While the initial story of how Rin came to be is slightly far-fetched, though not at all impossible to imagine, the rest of what happens is grounded in so much reality you would swear that this has all happened before somewhere. Daikichi has to learn quickly the basic needs of Rin and also help her deal with the fact that so much has already happened in her short life already. The author shows that while a six-year-old is wide-eyed and curious about the world, they do not think in such simple terms constantly and that even a small child can have amazing insight into the complex happenings of the world.
The manga also doesn’t just focus on the relationship of Daikichi and Rin, but also spends time looking at how much a child can change the life of an adult - simple things such as clothing and feeding them, to taking them to a daycare centre and making sure that your work fits around them. It really does give you an appreciation of what parents have to do to make sure that they do the right thing when raising a child.
It is fair to say that the story, even from this first volume, is well thought out and endearing, while giving the reader a fantastic message without forgetting that it is still a form of entertainment, mixing in its comedy at the right places to help ease the tension of the book. It has a balance of fun and seriousness in the right proportions that gives its reader both plenty to think about and plenty to laugh at.
Some however may find that the art for the manga is quite simplistic. Those that have been spoiled by manga with highly detailed panels and backgrounds may find that Bunny Drop focuses more on foreground characters and leaves a fair amount of white space with some simplistic designs for the characters themselves. I personally enjoyed this simplistic approach to the art, as it allowed the story and the strength of the words to shine through much better, without being lost in a tidal wave of shadow and shading.

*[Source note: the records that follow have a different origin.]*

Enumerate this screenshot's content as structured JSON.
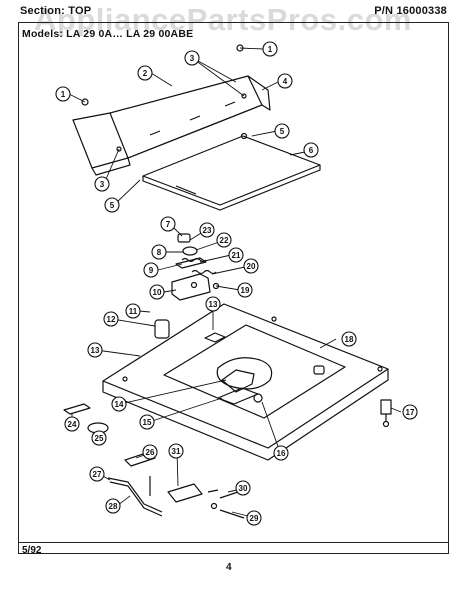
{
  "header": {
    "section": "Section: TOP",
    "part_number": "P/N 16000338",
    "model": "Models: LA 29 0A…  LA 29 00ABE"
  },
  "footer": {
    "date": "5/92",
    "page": "4"
  },
  "watermark": "AppliancePartsPros.com",
  "callouts": [
    "1",
    "2",
    "3",
    "4",
    "5",
    "6",
    "7",
    "8",
    "9",
    "10",
    "11",
    "12",
    "13",
    "14",
    "15",
    "16",
    "17",
    "18",
    "19",
    "20",
    "21",
    "22",
    "23",
    "24",
    "25",
    "26",
    "27",
    "28",
    "29",
    "30",
    "31"
  ],
  "colors": {
    "ink": "#111111",
    "paper": "#ffffff",
    "watermark": "#969696"
  }
}
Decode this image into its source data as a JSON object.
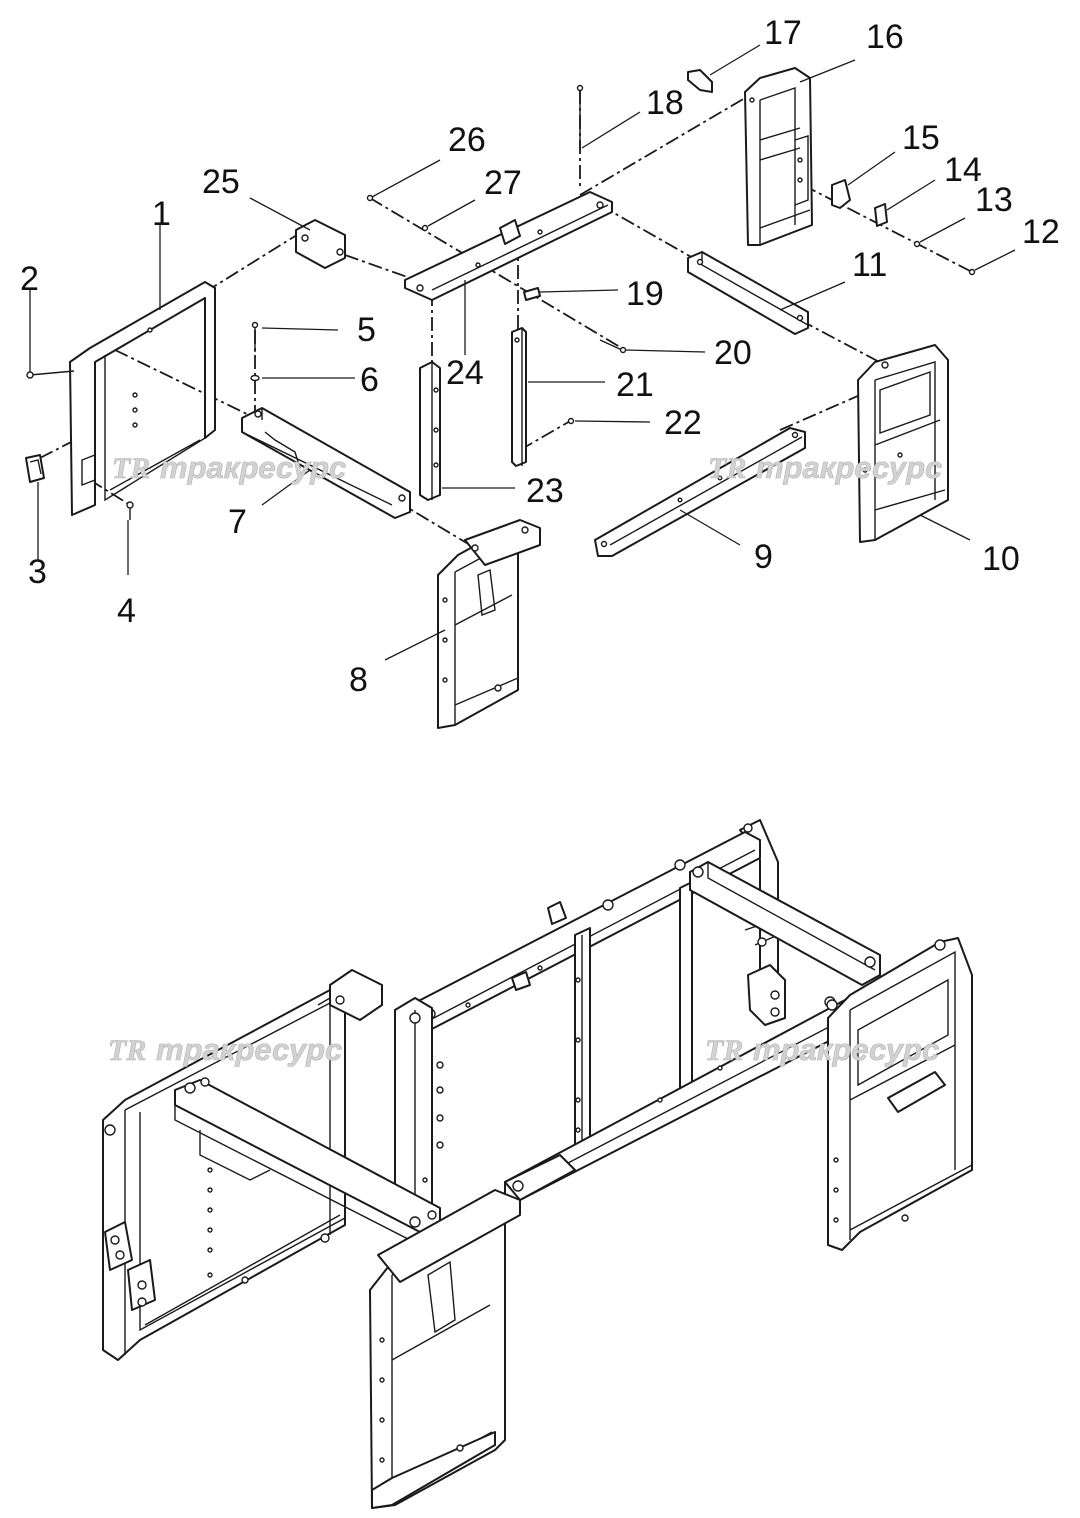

For those looking for something that is more about heart and how it gets it across to you over being blown away by visuals, Bunny Drop is very much the manga for you. It is grounded enough in reality to make things plausible, but still gives us laughs and is highly entertaining. It is also something that everyone can enjoy regardless of what they usually read. For an alternative to the mad cap adventures that manga usually puts the reader through, Bunny Drop is very much a read that you can take your time with, soak up and enjoy.